Hank Moody. Profession ? Poète divinement maudit

 

God Hate Us AllNon, pour les addicts du petit écran et plus spécialement des séries de Showtime, vous ne rêvez pas. Vous avez bel et bien sous les yeux le chef-d’œuvre qui fit trembler l'Amérique : God Hate Us All. Un chef-d’œuvre signé Hank Moody. Une œuvre de fiction dans la fiction. Ce joli concept (très vendeur) a envahi les librairies françaises pour le plus grand plaisir des amateurs de Californication... Une petite leçon télévisuelle s'impose pour ceux qui n'aurait pas le privilège de côtoyer Mister Hank Moody. Cet écrivain adepte de la philosophie sex, drugs & rock'n'roll est le héros de Californication, série phare de Showtime (diffusée sur M6 quand celle-ci le veut bien). Hanky - pour les intimes - a débarqué sur les écrans en 2007. Originaire de New York, il a élu domicile à Los Angeles dans le quartier arty de Venice. Mais les anges n'ont jamais mis les pieds à LA. Là-bas, Hank, délicieux narrateur dégoûté de lui-même mais extrêmement sympathique, doit affronter la terrible épreuve de l'écriture : l'angoisse de la page blanche. Son dernier roman, encensé par la critique, est subtilement intitulé God Hate Us All (Dieu nous hait tous). Depuis ce best-seller : rien. En attendant d'affronter sa page blanche, Hank passe sa vie à jongler entre parties de jambes en l'air, diatribes divinement cyniques et doses de whisky. Toute page blanche à une origine. La sienne s'appelle Karen. Une déesse blonde rencontrée dix ans plus tôt au mythique Chelsea Hôtel (là où Sid et Nancy connurent une fin bien tragique). Aujourd'hui Karen, sa bien-aimée et accessoirement sa muse, a quitté le domicile conjugal pour les bras d'un certain Bill. Lassée des excès et du comportement auto-destructeur du poète maudit, elle s'en est allée avec leur fille Becca. Hank retrouvera t-il l'inspiration et sa famille par la même occasion? La suite au prochain épisode comme dirait les ricains.

 

Pour les fans d'une telle série, originale et borderline (selon les saisons), l'idée est plutôt alléchante de pouvoir découvrir en librairie les talents d'écrivain d'un héros dont on savoure à chaque épisode les aventures déraisonnables et les théories insolentes sur la vie.
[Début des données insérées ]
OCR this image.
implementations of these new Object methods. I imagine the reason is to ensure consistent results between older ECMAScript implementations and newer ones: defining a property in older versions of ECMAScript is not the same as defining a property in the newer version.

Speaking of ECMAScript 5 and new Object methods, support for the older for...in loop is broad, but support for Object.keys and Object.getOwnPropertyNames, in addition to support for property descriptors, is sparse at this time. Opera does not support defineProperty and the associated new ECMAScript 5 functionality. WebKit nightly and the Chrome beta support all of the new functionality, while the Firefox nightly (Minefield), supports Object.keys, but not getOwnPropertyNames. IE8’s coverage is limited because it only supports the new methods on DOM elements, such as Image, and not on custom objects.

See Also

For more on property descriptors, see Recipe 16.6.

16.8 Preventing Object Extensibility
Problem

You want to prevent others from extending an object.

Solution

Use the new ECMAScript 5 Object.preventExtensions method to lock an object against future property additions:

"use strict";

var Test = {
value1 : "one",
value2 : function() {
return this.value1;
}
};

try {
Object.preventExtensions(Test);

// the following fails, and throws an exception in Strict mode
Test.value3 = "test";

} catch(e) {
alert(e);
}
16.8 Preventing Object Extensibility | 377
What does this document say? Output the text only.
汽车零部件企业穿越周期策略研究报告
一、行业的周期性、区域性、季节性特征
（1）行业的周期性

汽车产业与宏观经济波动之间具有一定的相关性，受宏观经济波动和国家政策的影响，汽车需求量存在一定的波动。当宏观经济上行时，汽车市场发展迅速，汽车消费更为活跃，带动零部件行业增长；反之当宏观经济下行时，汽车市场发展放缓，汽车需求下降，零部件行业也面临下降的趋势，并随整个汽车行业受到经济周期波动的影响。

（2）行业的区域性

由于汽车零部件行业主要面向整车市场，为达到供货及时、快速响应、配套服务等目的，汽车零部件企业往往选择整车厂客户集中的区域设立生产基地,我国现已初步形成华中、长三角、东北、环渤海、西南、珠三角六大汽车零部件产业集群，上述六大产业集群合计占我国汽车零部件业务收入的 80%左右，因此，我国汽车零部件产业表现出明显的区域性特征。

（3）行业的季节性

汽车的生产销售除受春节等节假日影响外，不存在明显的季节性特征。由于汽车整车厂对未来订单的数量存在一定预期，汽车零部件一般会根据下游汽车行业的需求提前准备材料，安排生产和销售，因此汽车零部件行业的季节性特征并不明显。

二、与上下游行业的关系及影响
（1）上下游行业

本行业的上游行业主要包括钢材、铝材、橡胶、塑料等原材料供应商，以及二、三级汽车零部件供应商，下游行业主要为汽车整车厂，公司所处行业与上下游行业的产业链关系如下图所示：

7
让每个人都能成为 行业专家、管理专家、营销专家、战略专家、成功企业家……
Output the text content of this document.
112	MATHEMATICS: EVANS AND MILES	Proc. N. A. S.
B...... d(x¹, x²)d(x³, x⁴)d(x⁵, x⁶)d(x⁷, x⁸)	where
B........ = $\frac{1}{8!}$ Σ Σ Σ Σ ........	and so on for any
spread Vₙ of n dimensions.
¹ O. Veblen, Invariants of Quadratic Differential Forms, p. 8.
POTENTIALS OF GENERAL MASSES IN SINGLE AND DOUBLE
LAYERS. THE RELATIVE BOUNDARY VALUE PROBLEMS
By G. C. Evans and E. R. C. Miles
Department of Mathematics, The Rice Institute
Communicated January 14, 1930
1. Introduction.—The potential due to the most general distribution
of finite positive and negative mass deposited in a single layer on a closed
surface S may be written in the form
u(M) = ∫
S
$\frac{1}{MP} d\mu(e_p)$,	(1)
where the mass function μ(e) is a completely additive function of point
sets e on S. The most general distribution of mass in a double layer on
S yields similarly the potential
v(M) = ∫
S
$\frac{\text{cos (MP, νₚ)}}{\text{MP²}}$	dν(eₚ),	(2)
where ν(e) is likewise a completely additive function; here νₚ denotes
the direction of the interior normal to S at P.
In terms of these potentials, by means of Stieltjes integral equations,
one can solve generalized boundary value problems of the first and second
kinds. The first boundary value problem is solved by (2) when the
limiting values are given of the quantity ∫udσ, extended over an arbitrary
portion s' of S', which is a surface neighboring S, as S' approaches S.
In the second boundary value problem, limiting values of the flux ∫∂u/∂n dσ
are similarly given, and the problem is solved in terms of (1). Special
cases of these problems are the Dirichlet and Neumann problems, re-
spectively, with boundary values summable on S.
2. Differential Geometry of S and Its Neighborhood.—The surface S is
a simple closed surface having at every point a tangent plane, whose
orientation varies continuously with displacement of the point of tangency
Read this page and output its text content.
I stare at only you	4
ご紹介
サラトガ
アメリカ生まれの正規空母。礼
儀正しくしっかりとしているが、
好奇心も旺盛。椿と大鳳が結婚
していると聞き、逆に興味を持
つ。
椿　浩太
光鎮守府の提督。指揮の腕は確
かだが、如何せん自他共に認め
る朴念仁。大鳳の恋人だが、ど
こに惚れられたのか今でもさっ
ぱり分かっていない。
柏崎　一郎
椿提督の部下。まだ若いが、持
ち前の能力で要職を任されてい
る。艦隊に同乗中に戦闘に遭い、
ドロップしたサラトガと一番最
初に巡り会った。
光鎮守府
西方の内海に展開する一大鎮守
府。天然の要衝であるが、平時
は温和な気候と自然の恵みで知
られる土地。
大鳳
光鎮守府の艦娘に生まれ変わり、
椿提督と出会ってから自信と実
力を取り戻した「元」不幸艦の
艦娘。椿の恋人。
Bien que la démarche de retranscrire réellement une œuvre littéraire fictive issue d'une fiction apparaît comme légèrement troublante, elle n'empêche toutefois pas de se jeter sur la marchandise. Oui, car ce God Hate Us Alldans la langue de Molière est une marchandise savamment orchestrée par les studios. Un peu à la manière du fameuxBro Coded'un notre héros exceptionnel et « énormissime » du petit écran américain : Barney Stinson (How i Met your mother ).

 

C'est bien connu : quand on aime, on ne compte pas. Alors on se précipite fatalement sur ce qu'un éditeur un brin prétentieux – qui a tout compris au métier – qualifie de « bijou d'ironie littéraire». Très vite, la publicité mensongère est démasquée. Le bijou est inexistant, mais l'ironie littéraire made in Hank Moodyland est en pleine construction. Le personnage aussi. God Hate Us All est à mille lieues du Hank Moody serial baiseur, whisky addict et écrivain sarcastique que l'écran se plaît à dépeindre. Le roman jette l'ancre sur une période clé d'une vie. Cette étape fondamentale, douloureuse et par conséquent magique qui fait qu'un homme avance vers ce à quoi il aspire réellement. Dans le cas présent : écouter les Ramones. Monter le volume à fond. Baisser les vitres de la Buick. Filer sur l'autoroute à toute vitesse et respirer à plein poumons.

 

HankyMoody

Roman d'apprentissage

 

Conté par la voix singulière d'un homme à la lucidité désarmante, God Hate Us All  est le roman d'apprentissage d'une génération apathique. Celle de Hank Moody. Cette génération maussade a grandi en banlieue, là où les maisons s'alignent sagement, gentiment modelées les unes sur les autres. Là où des parents jouent le jeu d'une vie qui n'en est déjà plus une. Hank tente de fuir tous les faux-semblants de cette vie vécue par les générations précédentes. Son cheval de bataille ? La dénonciation de ces faux-semblants. Trop peu pour moi, semble t-il dire à chaque instant. Mais alors à quelle autre vie se destiner ? C'est toute la question posée par le roman. L'écriture révèle le parcours d'un jeune mec qui rêve de mieux ou, en tout cas de ne pas vivre dans les illusions de l' « american way of life », mais qui paraît incapable de mettre en pratique ses précieuses théories sur la vie.

 

Le passage à l'action : voilà ce qui anime le roman. Dans un éclair de lucidité ou de lassitude, Hank abandonne ses études et devient dealer plus ou moins malgré lui. Ses débuts dans les ruelles new-yorkaises à vendre de la came à des clients saugrenus valent le détour. La fâcheux tendance de Hank à s'attirer des problèmes démarre avec ce nouveau départ. Le jeune homme laisse derrière lui une mère aimante, un père insensible et une petite amie carrément cinglée pour courir se réfugier à la Mecque des « glandeurs ambitieux » : le Chelsea Hôtel. Il ne doit son entrée dans le lieu mythique qu'au mensonge – bientôt réalité – de Karen. Jolie poupée blonde, top model à ses heures perdues et accessoirement petite amie d'une rock star client assidu de Hank. Pour faire entrer Hank dans la cour des grands, elle le fait passer pour un jeune poète dans la galère. Elle ajoute même qu'il a un « style puissant et original, à la croisée entre Bukowski et Stevens».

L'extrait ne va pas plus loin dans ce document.